DoubleX Book of the Week: “Harlem Is Nowhere”

Sharifa Rhodes-Pitts’ new book, Harlem Is Nowhere , resists easy classification: It’s part literary walking tour, part urban history, part memoir, and all beautiful prose. (Disclosure: Sharifa and I first met on a summer-program production of Cyrano de Bergerac when we were in elementary school and have been active soulmates for a decade-plus now.) This extended essay is a wide-ranging investigation, by its very nature incomplete, of a neighborhood that’s both myth and reality, at once a metaphor and a geographical point in space.

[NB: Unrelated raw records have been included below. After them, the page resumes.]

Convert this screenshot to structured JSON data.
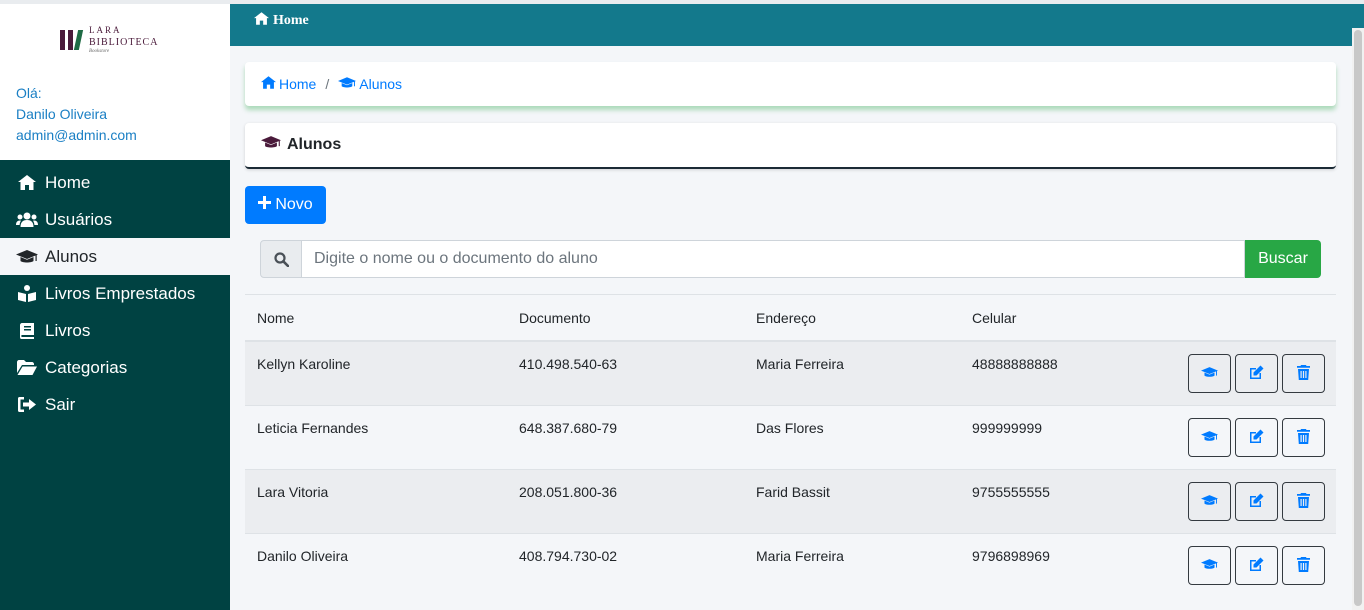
{
  "brand": {
    "line1": "LARA",
    "line2": "BIBLIOTECA",
    "line3": "Bookstore",
    "bar_colors": [
      "#4a1a3a",
      "#4a1a3a",
      "#1f6b45"
    ]
  },
  "user": {
    "greeting": "Olá:",
    "name": "Danilo Oliveira",
    "email": "admin@admin.com"
  },
  "sidebar": {
    "items": [
      {
        "label": "Home",
        "icon": "home-icon"
      },
      {
        "label": "Usuários",
        "icon": "users-icon"
      },
      {
        "label": "Alunos",
        "icon": "graduation-cap-icon",
        "active": true
      },
      {
        "label": "Livros Emprestados",
        "icon": "book-reader-icon"
      },
      {
        "label": "Livros",
        "icon": "book-icon"
      },
      {
        "label": "Categorias",
        "icon": "folder-open-icon"
      },
      {
        "label": "Sair",
        "icon": "sign-out-icon"
      }
    ]
  },
  "header": {
    "home_label": "Home"
  },
  "breadcrumb": {
    "home": "Home",
    "separator": "/",
    "current": "Alunos"
  },
  "page": {
    "title": "Alunos"
  },
  "actions": {
    "new_label": "Novo"
  },
  "search": {
    "placeholder": "Digite o nome ou o documento do aluno",
    "value": "",
    "button_label": "Buscar"
  },
  "table": {
    "headers": [
      "Nome",
      "Documento",
      "Endereço",
      "Celular"
    ],
    "rows": [
      {
        "nome": "Kellyn Karoline",
        "documento": "410.498.540-63",
        "endereco": "Maria Ferreira",
        "celular": "48888888888"
      },
      {
        "nome": "Leticia Fernandes",
        "documento": "648.387.680-79",
        "endereco": "Das Flores",
        "celular": "999999999"
      },
      {
        "nome": "Lara Vitoria",
        "documento": "208.051.800-36",
        "endereco": "Farid Bassit",
        "celular": "9755555555"
      },
      {
        "nome": "Danilo Oliveira",
        "documento": "408.794.730-02",
        "endereco": "Maria Ferreira",
        "celular": "9796898969"
      }
    ],
    "row_actions": [
      "graduation-cap-icon",
      "edit-icon",
      "trash-icon"
    ]
  },
  "colors": {
    "sidebar": "#004242",
    "header": "#13798c",
    "primary": "#007bff",
    "success": "#28a745"
  }
}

Rhodes-Pitts traces Harlem’s evolution from a white garden suburb that never really took off to the utopia conveyed in the book’s subtitle, “A Journey to the Heart of Black America,” to the neighborhood’s uncertain status today. Harlem is currently in the process of rapid gentrification , with a greater police presence and a profusion of $4 lattes. Some of the book’s finest passages chronicle Rhodes-Pitts’ own history in Harlem, from fantasies of living in an SRO because the building’s evocative name, Sans Souci, attracted her (“I was shooed away from its door by the security guard on duty. Do you know what kind of place this is? “) to her first, puke-green-carpeted, kitchenless apartment.

Rhodes-Pitts tells the story of Harlem past and present through the books others have written about it, the political movements that have convulsed it, her own conversations with neighbors and passersby, stray observations jotted down in her ever-present reporter’s pad, and discoveries made at the Schomburg Center for Research in Black Culture . She analyzes the literature of Harlem as immortalized by the greatest writers of its Renaissance, and introduces us to little-known figures like Raven Chanticleer , the proprietor of the African-American Wax and History Museum.

Throughout, the difficulty of reconciling ideal with reality haunts Rhodes-Pitts, as it has so many emigrant before her. Of her own post-collegiate move to Harlem, she writes,

[I]t was not the arrival of a fugitive or refugee. That feeling-of running from something or running to something-only came later, in the very streets where I was living, and often simultaneously.

This neither-here-nor-there quality, Rhodes-Pitts’ constant shifts between belonging and observing, between participating and recording, makes for much of this book’s interest.

As Ralph Ellison, from whose 1948 essay Rhodes-Pitts borrows her book’s title, wrote in Invisible Man : “This really was Harlem, and now all the stories which I had heard of the city-within-a-city leaped alive in my mind… This was not a city of realities but of dreams.” Reading Harlem Is Nowhere , we’re also watching Rhodes-Pitts chase this dream, and it’s impossible to look away.